Services held for former council member
Tony Rotino was laid to rest at Coral Ridge Cemetery Monday, surrounded by family and friends who gathered to say goodbye to the Cape Coral icon.
Rotino died Tuesday, Dec. 22, at Gulf Coast Village at the age of 95.
In the days following his death, city dignitaries past and present, family and friends all recalled a warm, caring man who used his position on city council to foster the Cape’s growth, to lend a helping hand to any member of the community that needed it.
“He did so much for the city,” said Joe Rotino, Tony’s son. “You didn’t have to live in his district if you needed help. He didn’t care which district was yours, he’d help anybody.”
Rotino was survived by his sons,Joe and Sam; and daughters, Barbara Ann Lane and Fran.
Rotino had nine grandchildren, 18 great-grandchildren, and 12 great-great-grandchildren.
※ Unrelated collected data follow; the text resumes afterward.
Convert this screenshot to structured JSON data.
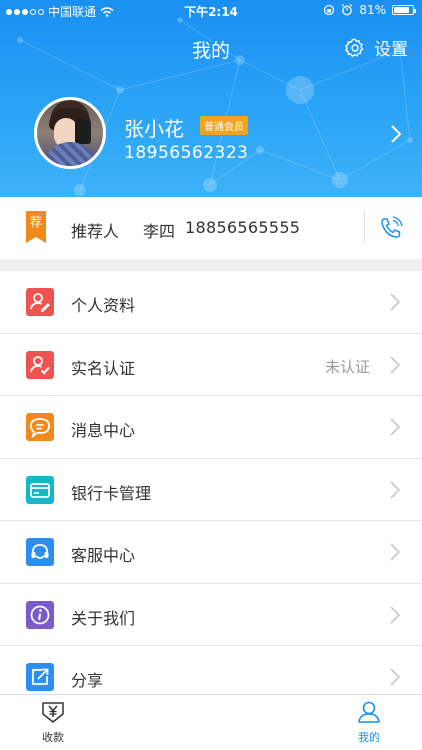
{
  "status_bar": {
    "carrier": "中国联通",
    "time": "下午2:14",
    "battery": "81%",
    "battery_level": 0.81
  },
  "header": {
    "title": "我的",
    "settings_label": "设置",
    "settings_icon": "gear-icon"
  },
  "profile": {
    "name": "张小花",
    "member_badge": "普通会员",
    "phone": "18956562323"
  },
  "referrer": {
    "badge": "荐",
    "label": "推荐人",
    "name": "李四",
    "phone": "18856565555",
    "call_icon": "phone-icon"
  },
  "menu": [
    {
      "label": "个人资料",
      "value": "",
      "icon": "profile-edit-icon",
      "color": "#ef5350"
    },
    {
      "label": "实名认证",
      "value": "未认证",
      "icon": "user-verify-icon",
      "color": "#ef5350"
    },
    {
      "label": "消息中心",
      "value": "",
      "icon": "message-icon",
      "color": "#f08a1c"
    },
    {
      "label": "银行卡管理",
      "value": "",
      "icon": "bank-card-icon",
      "color": "#14b8c8"
    },
    {
      "label": "客服中心",
      "value": "",
      "icon": "headset-icon",
      "color": "#2b8ff0"
    },
    {
      "label": "关于我们",
      "value": "",
      "icon": "info-icon",
      "color": "#7a5bc9"
    },
    {
      "label": "分享",
      "value": "",
      "icon": "share-icon",
      "color": "#2b8ff0"
    }
  ],
  "tabbar": {
    "tabs": [
      {
        "label": "收款",
        "icon": "yen-receive-icon",
        "active": false
      },
      {
        "label": "我的",
        "icon": "user-icon",
        "active": true
      }
    ],
    "active_color": "#1a8ff2"
  },
  "colors": {
    "header_blue": "#1a8ff2",
    "badge_orange": "#f3a21c"
  }
}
He was preceded in death by his wife, Dorothy, who passed in 2001.
Originally from Buffalo, N.Y., Rotino retired from Ford Motor Company in Sheffield, Ohio, and moved to Cape Coral in in 1975.
Rotino served as a city councilman for 16 years, and was a member of numerous city clubs and organizations including the Kiwanis, the Italian American Club and the Volunteer Fireman’s Association.
And, of course, there’s the building that bares his name, the Tony Rotino Senior Center, which both friends and peers say was his passion.
“He went soliciting to local businesses for money for the senior center so it wouldn’t come out of taxpayer money,” Joe Rotino recalled.
Fran Rotino, Joe’s sister, said last week that her father put his name into the hat for the city council seat just so people would know who he was when the following election rolled around, never expecting to win the seat.
He ran unopposed, which helped, according to his family, but it was his time as an elected official in Ohio that whet his whistle, and his nearly two decades as a city councilman in Cape Coral was a lasting part of his legacy.
He made only $1 a year as his salary, and he fostered relationships throughout the city that enabled him to help citizens by merely picking up a phone.
According to friends and family, Rotino had an encylopaedic mind, remembering everyone and everything.
Citizens constantly reached out to Rotino for help, and more often than not he was able to meet the demands of those who elected him for four consecutive terms in office.
“The longer he was in office the more calls he got,” Joe Rotino said. “He helped to build the city that we know today.”